Certes, les pertes de soldats français en Afghanistan sont bien inférieures à celles enregistrées au cours d’autres guerres du passé. Pendant la guerre d’Algérie, près de dix soldats mouraient chaque jour. Mais au moment où le général McChrystal, chef des forces américaines et de l’Otan en Afghanistan, vient de remettre un rapport à Barack Obama qui pourrait l’inciter à réclamer un renfort de troupes à ses alliés, la question devrait se poser de nouveau. Ouvertement. Comme en Allemagne, où la majorité parlementaire est malmenée à la veille des élections générales. Ou en opposant les meilleurs experts et les plus grandes consciences, comme en Grande- Bretagne: l’Europe doit-elle continuer d’envoyer des soldats en Afghanistan? Quels sont les objectifs de cette guerre? Y a-t-il une chance de les atteindre? Quand s’achèvera la mission? Et combien coûte-t-elle? Autant d’interrogations qui s’expriment quotidiennement chez nos voisins mais qui semblent au contraire embarrasser les parlementaires français. Alors que la France et l’Allemagne, par exemple, comptent sensiblement le même nombre de soldats engagés et déplorent presque le même nombre de morts.

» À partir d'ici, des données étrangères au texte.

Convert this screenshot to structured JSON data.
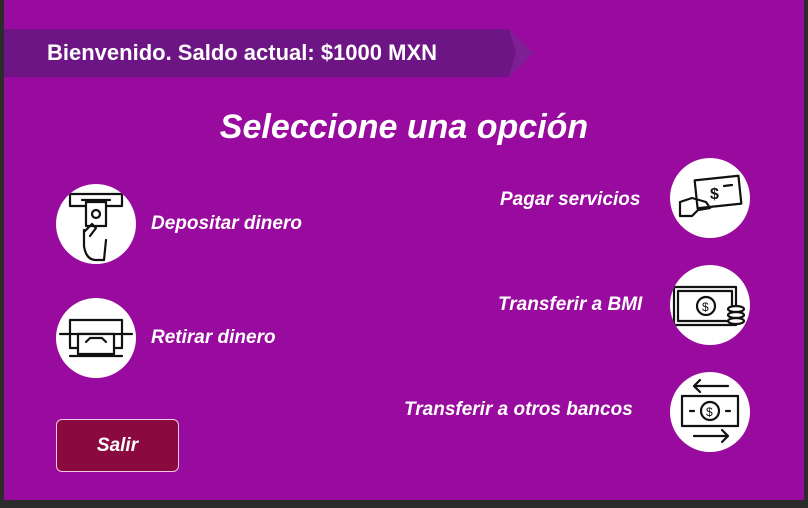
{
  "header": {
    "balance_text": "Bienvenido. Saldo actual: $1000 MXN"
  },
  "main": {
    "title": "Seleccione una opción",
    "options": [
      {
        "label": "Depositar dinero",
        "icon": "deposit-atm-icon"
      },
      {
        "label": "Retirar dinero",
        "icon": "withdraw-atm-icon"
      },
      {
        "label": "Pagar servicios",
        "icon": "pay-bill-hand-icon"
      },
      {
        "label": "Transferir a BMI",
        "icon": "cash-coins-icon"
      },
      {
        "label": "Transferir a otros bancos",
        "icon": "money-exchange-arrows-icon"
      }
    ],
    "exit_label": "Salir"
  },
  "colors": {
    "background": "#990a9e",
    "banner": "#6e1585",
    "exit_button": "#8a0a40",
    "text": "#ffffff"
  }
}
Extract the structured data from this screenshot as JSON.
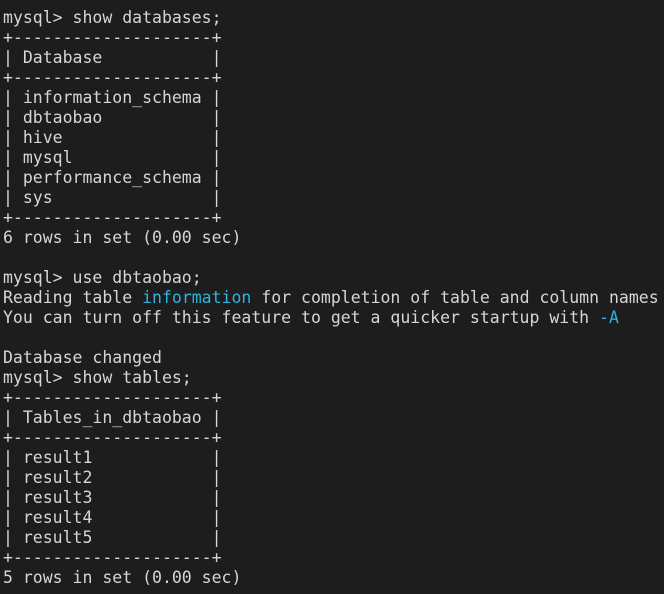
{
  "terminal": {
    "title": "mysql client session",
    "colors": {
      "background": "#1d1d1d",
      "foreground": "#d6d6d6",
      "highlight_cyan": "#2eb4dd"
    },
    "prompt": "mysql> ",
    "lines": [
      {
        "id": "l01",
        "text": "mysql> show databases;"
      },
      {
        "id": "l02",
        "text": "+--------------------+"
      },
      {
        "id": "l03",
        "text": "| Database           |"
      },
      {
        "id": "l04",
        "text": "+--------------------+"
      },
      {
        "id": "l05",
        "text": "| information_schema |"
      },
      {
        "id": "l06",
        "text": "| dbtaobao           |"
      },
      {
        "id": "l07",
        "text": "| hive               |"
      },
      {
        "id": "l08",
        "text": "| mysql              |"
      },
      {
        "id": "l09",
        "text": "| performance_schema |"
      },
      {
        "id": "l10",
        "text": "| sys                |"
      },
      {
        "id": "l11",
        "text": "+--------------------+"
      },
      {
        "id": "l12",
        "text": "6 rows in set (0.00 sec)"
      },
      {
        "id": "l13",
        "text": ""
      },
      {
        "id": "l14",
        "text": "mysql> use dbtaobao;"
      },
      {
        "id": "l15",
        "segments": [
          {
            "text": "Reading table ",
            "color": "plain"
          },
          {
            "text": "information",
            "color": "cyan"
          },
          {
            "text": " for completion of table and column names",
            "color": "plain"
          }
        ]
      },
      {
        "id": "l16",
        "segments": [
          {
            "text": "You can turn off this feature to get a quicker startup with ",
            "color": "plain"
          },
          {
            "text": "-A",
            "color": "cyan"
          }
        ]
      },
      {
        "id": "l17",
        "text": ""
      },
      {
        "id": "l18",
        "text": "Database changed"
      },
      {
        "id": "l19",
        "text": "mysql> show tables;"
      },
      {
        "id": "l20",
        "text": "+--------------------+"
      },
      {
        "id": "l21",
        "text": "| Tables_in_dbtaobao |"
      },
      {
        "id": "l22",
        "text": "+--------------------+"
      },
      {
        "id": "l23",
        "text": "| result1            |"
      },
      {
        "id": "l24",
        "text": "| result2            |"
      },
      {
        "id": "l25",
        "text": "| result3            |"
      },
      {
        "id": "l26",
        "text": "| result4            |"
      },
      {
        "id": "l27",
        "text": "| result5            |"
      },
      {
        "id": "l28",
        "text": "+--------------------+"
      },
      {
        "id": "l29",
        "text": "5 rows in set (0.00 sec)"
      }
    ],
    "queries": [
      {
        "sql": "show databases;",
        "row_count": 6,
        "duration": "0.00 sec"
      },
      {
        "sql": "use dbtaobao;",
        "result": "Database changed"
      },
      {
        "sql": "show tables;",
        "row_count": 5,
        "duration": "0.00 sec"
      }
    ],
    "databases": {
      "column_header": "Database",
      "values": [
        "information_schema",
        "dbtaobao",
        "hive",
        "mysql",
        "performance_schema",
        "sys"
      ],
      "summary": "6 rows in set (0.00 sec)"
    },
    "tables": {
      "column_header": "Tables_in_dbtaobao",
      "values": [
        "result1",
        "result2",
        "result3",
        "result4",
        "result5"
      ],
      "summary": "5 rows in set (0.00 sec)"
    }
  }
}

Il est vrai qu’outre-Rhin la polémique s’est intensifiée depuis un raid aérien de l’Otan déclenché sur l’ordre d’un officier allemand. Il aurait fait, le 4 septembre, près de 90 morts, dont de nombreux civils. Et l’engagement de la Bundeswehr en Afghanistan est très impopulaire: près des deux tiers des Allemands sont favorables à un départ des troupes.

A Londres, le débat est tout aussi enflammé. En juin dernier, dans un article intitulé «Obama doit arrêter cette folie avant que l’Afghanistan ne devienne son Vietnam», l’éditorialiste du «Guardian», Simon Jenkins, affirmait que les milliards dépensés par l’Amérique et la Grande-Bretagne n’avaient servi qu’à un massacre inutile, avec son corollaire: l’hystérie anti-occidentale.

Mais à Paris, après la mort du 31e soldat français, seule Martine Aubry a demandé «un vrai débat» sur la présence française dans un tel «bourbier». Tandis que le ministre de la Défense, Hervé Morin, se contentait d’assurer qu’un départ de la communauté internationale aboutirait à «un chaos absolu» et au «retour des talibans». «C’est lamentable, s’indigne le député vert Noël Mamère. L’Afghanistan est le premier narco-Etat du monde et McChrystal bombarde les civils. Mais l’opposition n’exige pas de débat et le Parlement se contente d’avaliser les décisions du président d’envoyer des troupes supplémentaires…»

Dans un rapport du 29 juin dernier, les députés Jean Glavany (PS) et Henri Plagnol (UMP) ont beau noter que «le terrain et les liens qui unissent les insurgés et la population rendent illusoire toute victoire strictement militaire en Afghanistan», même cette constatation n’a pas ranimé la discussion, y compris à la commission des Affaires étrangères.

«Il y a aussi cette idée, erronée, que notre engagement en Afghanistan est le prix à payer de notre réintégration dans le commandement intégré de l’Otan», analyse Etienne de Durand, directeur des études de sécurité à l’Ifri, l’un des rares experts européens consultés par le général McChrystal avant la rédaction de son rapport sur la situation en Afghanistan. Bien qu’il soit partisan du maintien des troupes françaises, Etienne de Durand souhaite lui aussi un examen du dossier afghan sur le fond. A condition qu’il ne soit pas instrumentalisé sur le plan hexagonal par les partis politiques, ce débat-là est urgent.